Taking a deep breath, I walked into the alley. “Excuse me?” I spoke softly, blood rushing to my ears with adrenaline born of fear and worry. “Sir, are you okay - “
The man raised his head, and I suddenly saw his face in full. It was bloody from the wound in his head, but I could see his broken nose, strong jaw decorated with thick, dark bristles, and bloody lip. But when I spotted his eyes, dark brown irises that were now pointed at me, a jolt of recognition stiffened my spine with terrible shock.
For a few stunned moments, I simply stared at him, my mouth opened. My voice, when it came, was a raspy sound. “Diego?”
His eyes narrowed, and he lowered his head, letting his thick, dark tousles fall around his face, matted and longer than I remembered. “Go away,” he said gruffly, his voice just as deep and low, just as it was in my memories.
I studied the rest of him, my eyes refusing to believe this was him right here in front of me. His body, despite its current state, was just as muscular, his legs stretched long, his shoulders broad, and not an ounce of fat on his belly, only pure muscles that were evident even through his thick shirt. But how the hell did he get himself into this state? And even more so - why the hell was he here, in Boston?
Old pain made my chest hurt, but I shoved it aside. The questions, too, were redundant. It could all wait; right now, he needed help. “We have to get you to the hospital,” I told him, crouching before him.
He raised his eyes back up to me, but they lacked their soul-ripping effect they’d always had on me in the past; he was in too much pain to conjure any kind of charm or charisma at the moment. It was obvious to me, even though his face was carefully controlled, hiding his pain. “Go away, Harper,” he said grittily, his voice weaker than it should be, but firm nonetheless.

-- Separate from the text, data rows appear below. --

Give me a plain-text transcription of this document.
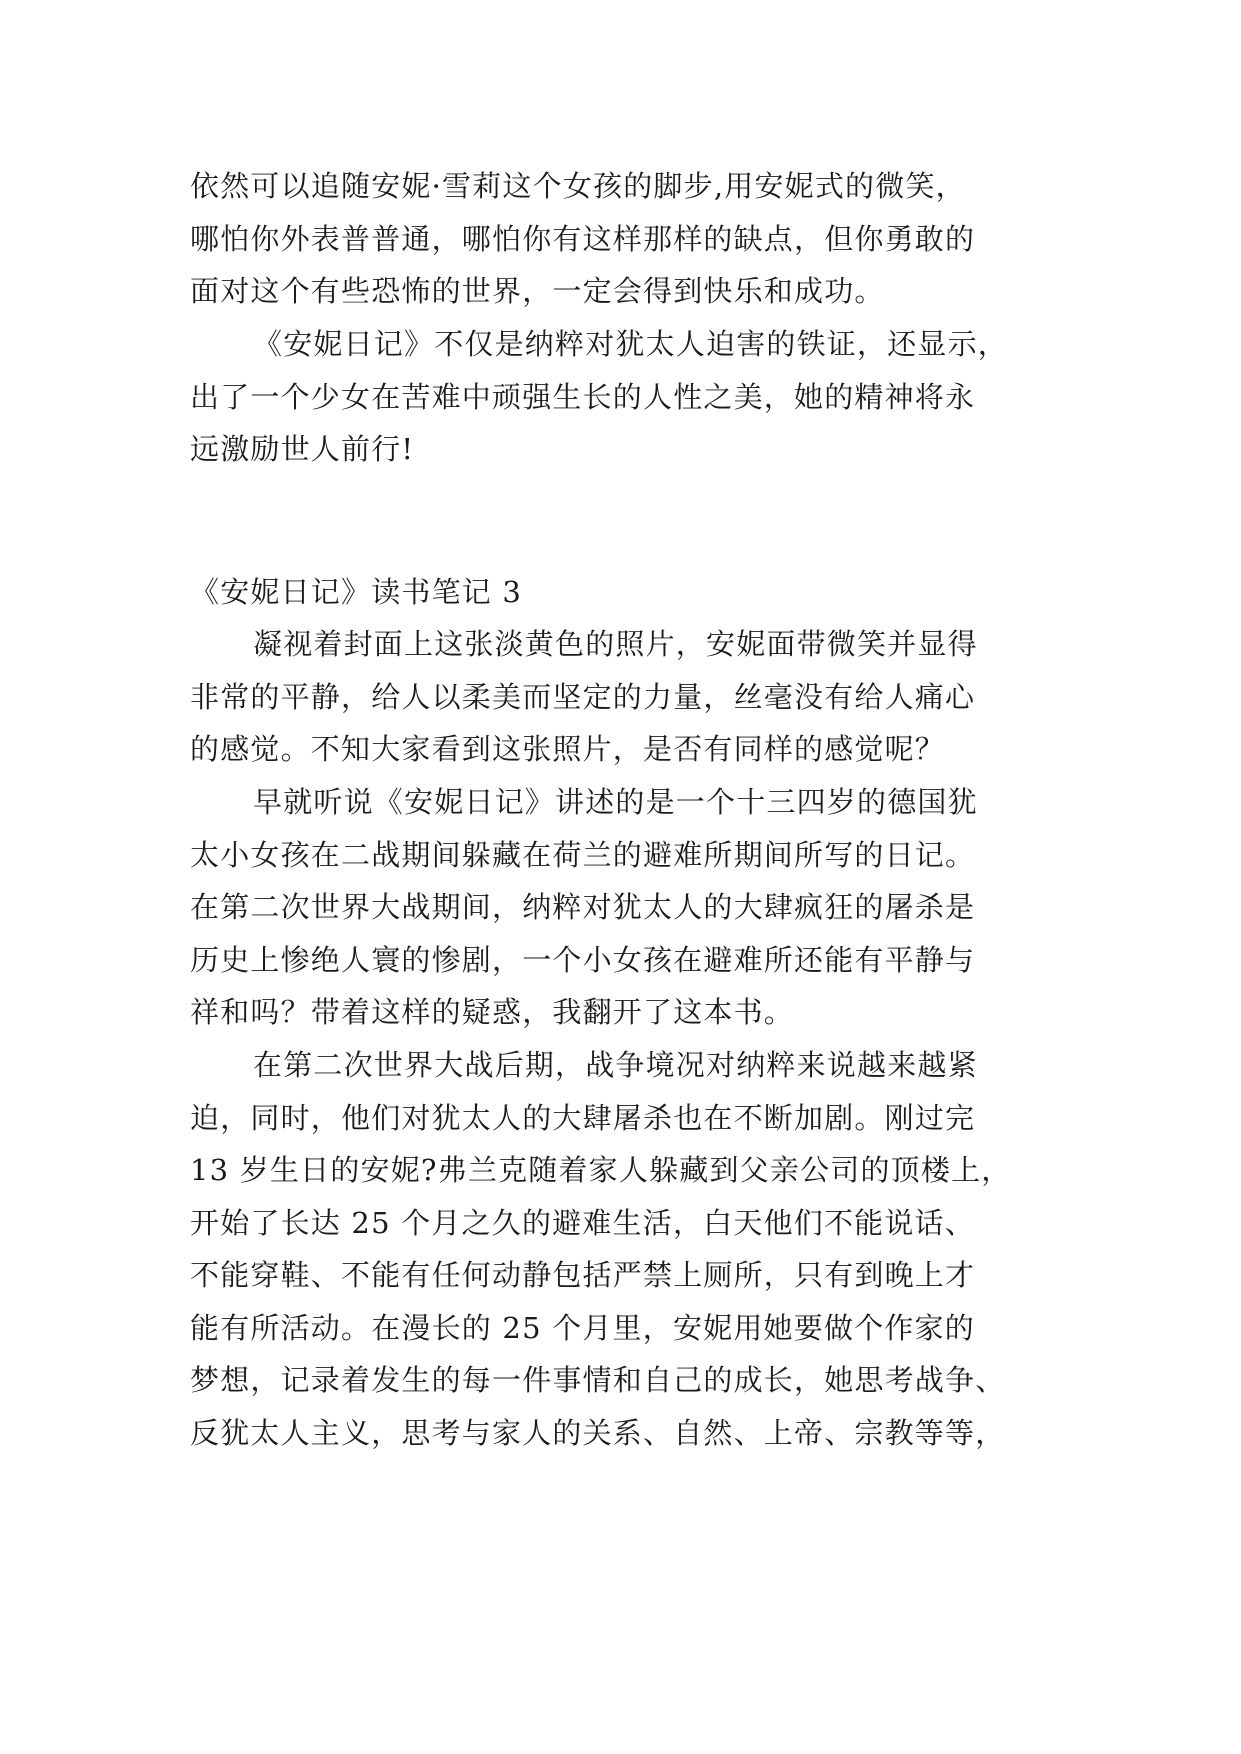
依然可以追随安妮·雪莉这个女孩的脚步,用安妮式的微笑，
哪怕你外表普普通，哪怕你有这样那样的缺点，但你勇敢的
面对这个有些恐怖的世界，一定会得到快乐和成功。
《安妮日记》不仅是纳粹对犹太人迫害的铁证，还显示，
出了一个少女在苦难中顽强生长的人性之美，她的精神将永
远激励世人前行!
《安妮日记》读书笔记 3
凝视着封面上这张淡黄色的照片，安妮面带微笑并显得
非常的平静，给人以柔美而坚定的力量，丝毫没有给人痛心
的感觉。不知大家看到这张照片，是否有同样的感觉呢？
早就听说《安妮日记》讲述的是一个十三四岁的德国犹
太小女孩在二战期间躲藏在荷兰的避难所期间所写的日记。
在第二次世界大战期间，纳粹对犹太人的大肆疯狂的屠杀是
历史上惨绝人寰的惨剧，一个小女孩在避难所还能有平静与
祥和吗？带着这样的疑惑，我翻开了这本书。
在第二次世界大战后期，战争境况对纳粹来说越来越紧
迫，同时，他们对犹太人的大肆屠杀也在不断加剧。刚过完
13 岁生日的安妮?弗兰克随着家人躲藏到父亲公司的顶楼上，
开始了长达 25 个月之久的避难生活，白天他们不能说话、
不能穿鞋、不能有任何动静包括严禁上厕所，只有到晚上才
能有所活动。在漫长的 25 个月里，安妮用她要做个作家的
梦想，记录着发生的每一件事情和自己的成长，她思考战争、
反犹太人主义，思考与家人的关系、自然、上帝、宗教等等，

It hurt. After all this time, it still fucking hurt, and hearing him calling me by my last name... The old wounds inside me threatened to rip open, to suffocate me, to kill me again. It was as if we were back in that room, where I last saw him, when he...

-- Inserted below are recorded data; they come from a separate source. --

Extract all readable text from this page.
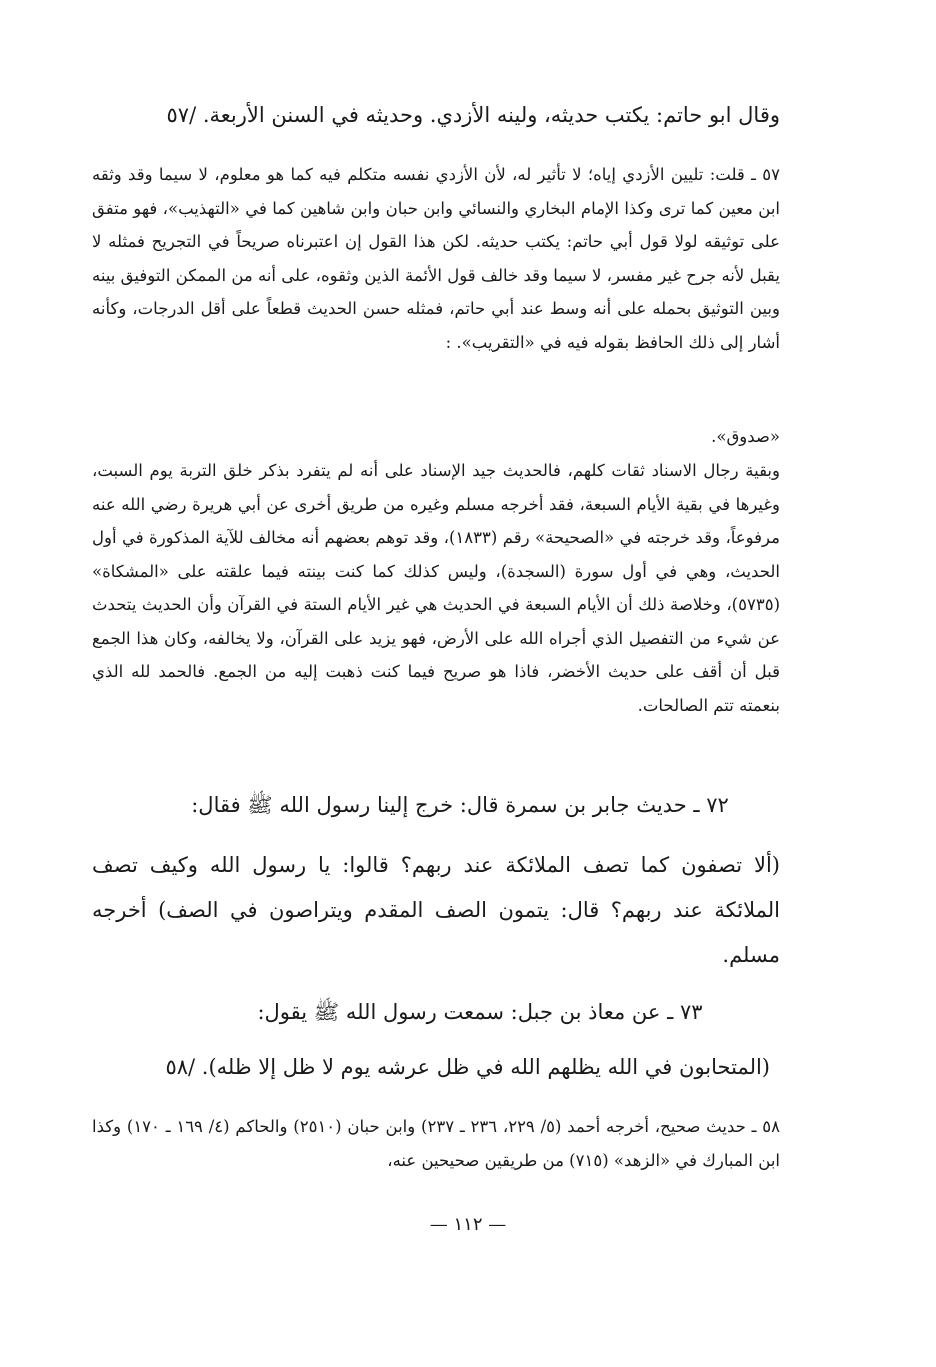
وقال ابو حاتم: يكتب حديثه، ولينه الأزدي. وحديثه في السنن الأربعة. /٥٧

٥٧ ـ قلت: تليين الأزدي إياه؛ لا تأثير له، لأن الأزدي نفسه متكلم فيه كما هو معلوم، لا سيما وقد وثقه ابن معين كما ترى وكذا الإمام البخاري والنسائي وابن حبان وابن شاهين كما في «التهذيب»، فهو متفق على توثيقه لولا قول أبي حاتم: يكتب حديثه. لكن هذا القول إن اعتبرناه صريحاً في التجريح فمثله لا يقبل لأنه جرح غير مفسر، لا سيما وقد خالف قول الأئمة الذين وثقوه، على أنه من الممكن التوفيق بينه وبين التوثيق بحمله على أنه وسط عند أبي حاتم، فمثله حسن الحديث قطعاً على أقل الدرجات، وكأنه أشار إلى ذلك الحافظ بقوله فيه في «التقريب». :

«صدوق».

وبقية رجال الاسناد ثقات كلهم، فالحديث جيد الإسناد على أنه لم يتفرد بذكر خلق التربة يوم السبت، وغيرها في بقية الأيام السبعة، فقد أخرجه مسلم وغيره من طريق أخرى عن أبي هريرة رضي الله عنه مرفوعاً، وقد خرجته في «الصحيحة» رقم (١٨٣٣)، وقد توهم بعضهم أنه مخالف للآية المذكورة في أول الحديث، وهي في أول سورة (السجدة)، وليس كذلك كما كنت بينته فيما علقته على «المشكاة» (٥٧٣٥)، وخلاصة ذلك أن الأيام السبعة في الحديث هي غير الأيام الستة في القرآن وأن الحديث يتحدث عن شيء من التفصيل الذي أجراه الله على الأرض، فهو يزيد على القرآن، ولا يخالفه، وكان هذا الجمع قبل أن أقف على حديث الأخضر، فاذا هو صريح فيما كنت ذهبت إليه من الجمع. فالحمد لله الذي بنعمته تتم الصالحات.

٧٢ ـ حديث جابر بن سمرة قال: خرج إلينا رسول الله ﷺ فقال:

(ألا تصفون كما تصف الملائكة عند ربهم؟ قالوا: يا رسول الله وكيف تصف الملائكة عند ربهم؟ قال: يتمون الصف المقدم ويتراصون في الصف) أخرجه مسلم.

٧٣ ـ عن معاذ بن جبل: سمعت رسول الله ﷺ يقول:

(المتحابون في الله يظلهم الله في ظل عرشه يوم لا ظل إلا ظله). /٥٨

٥٨ ـ حديث صحيح، أخرجه أحمد (٥/ ٢٢٩، ٢٣٦ ـ ٢٣٧) وابن حبان (٢٥١٠) والحاكم (٤/ ١٦٩ ـ ١٧٠) وكذا ابن المبارك في «الزهد» (٧١٥) من طريقين صحيحين عنه،

— ١١٢ —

This wasn’t the time to go there. Not now, and probably not ever again. “Don’t be a stubborn fool,” I said, angry with his obstinacy and my own, searing pain, “you need to get to the hospital and have someone look at these wounds.”
He said nothing, which was an indication of just how bad his state was. And despite him being the shittiest fucking person I’d ever known, I wasn’t ready to give up on getting his ass to the hospital. I leaned forward to grab his arm and it was a mark of how much in pain he was that he’d let me wrap it around my shoulder.

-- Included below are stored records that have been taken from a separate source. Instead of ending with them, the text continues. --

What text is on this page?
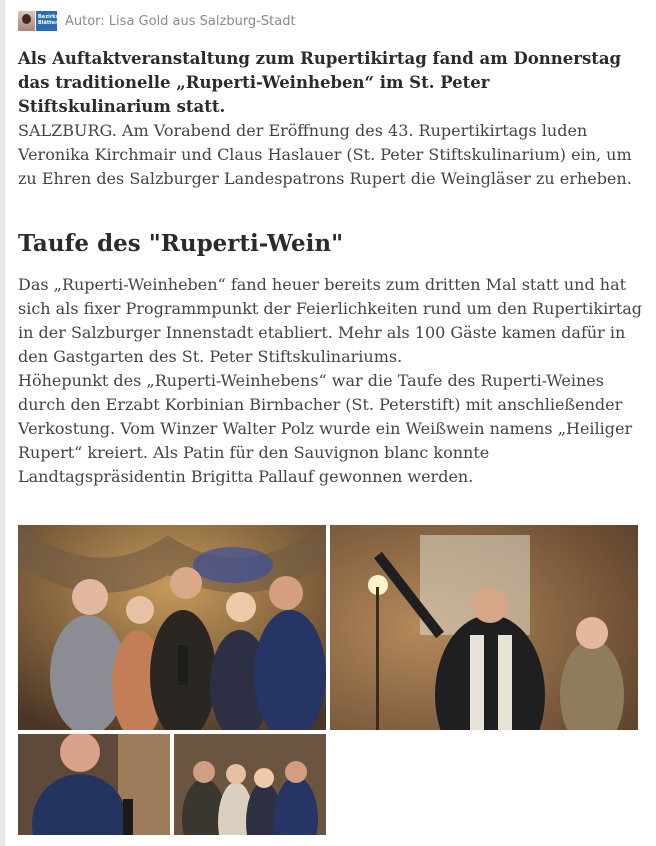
Bezirks Blätter Autor: Lisa Gold aus Salzburg-Stadt

Als Auftaktveranstaltung zum Rupertikirtag fand am Donnerstag das traditionelle „Ruperti-Weinheben“ im St. Peter Stiftskulinarium statt.

SALZBURG. Am Vorabend der Eröffnung des 43. Rupertikirtags luden Veronika Kirchmair und Claus Haslauer (St. Peter Stiftskulinarium) ein, um zu Ehren des Salzburger Landespatrons Rupert die Weingläser zu erheben.

Taufe des "Ruperti-Wein"
Das „Ruperti-Weinheben“ fand heuer bereits zum dritten Mal statt und hat sich als fixer Programmpunkt der Feierlichkeiten rund um den Rupertikirtag in der Salzburger Innenstadt etabliert. Mehr als 100 Gäste kamen dafür in den Gastgarten des St. Peter Stiftskulinariums.
Höhepunkt des „Ruperti-Weinhebens“ war die Taufe des Ruperti-Weines durch den Erzabt Korbinian Birnbacher (St. Peterstift) mit anschließender Verkostung. Vom Winzer Walter Polz wurde ein Weißwein namens „Heiliger Rupert“ kreiert. Als Patin für den Sauvignon blanc konnte Landtagspräsidentin Brigitta Pallauf gewonnen werden.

It took me a couple of minutes to haul him up on his feet, but it was hard; he was taller and heavier than me, and he was about semi-conscious right now. I could tell by the way he didn’t even try to fight me on this, and stopped talking altogether. He even leaned most of his weight onto me, and while I didn’t consider myself a fraily woman, it was too much for me to carry.
But I was going to get him to the hospital. The nearest one wasn’t that far from here, in fact, and I could call an Uber in minutes. But first I needed to get him out of the alley, and so, with all of my might, as rain started pouring over us, I dragged him and myself out of the alley, feeling proud of myself for doing something that was right. That felt right.
Because Diego Rivero might have been the shittiest man alive, but he’d still saved my life all those years ago, and now… Now I finally had the chance to pay off the debt.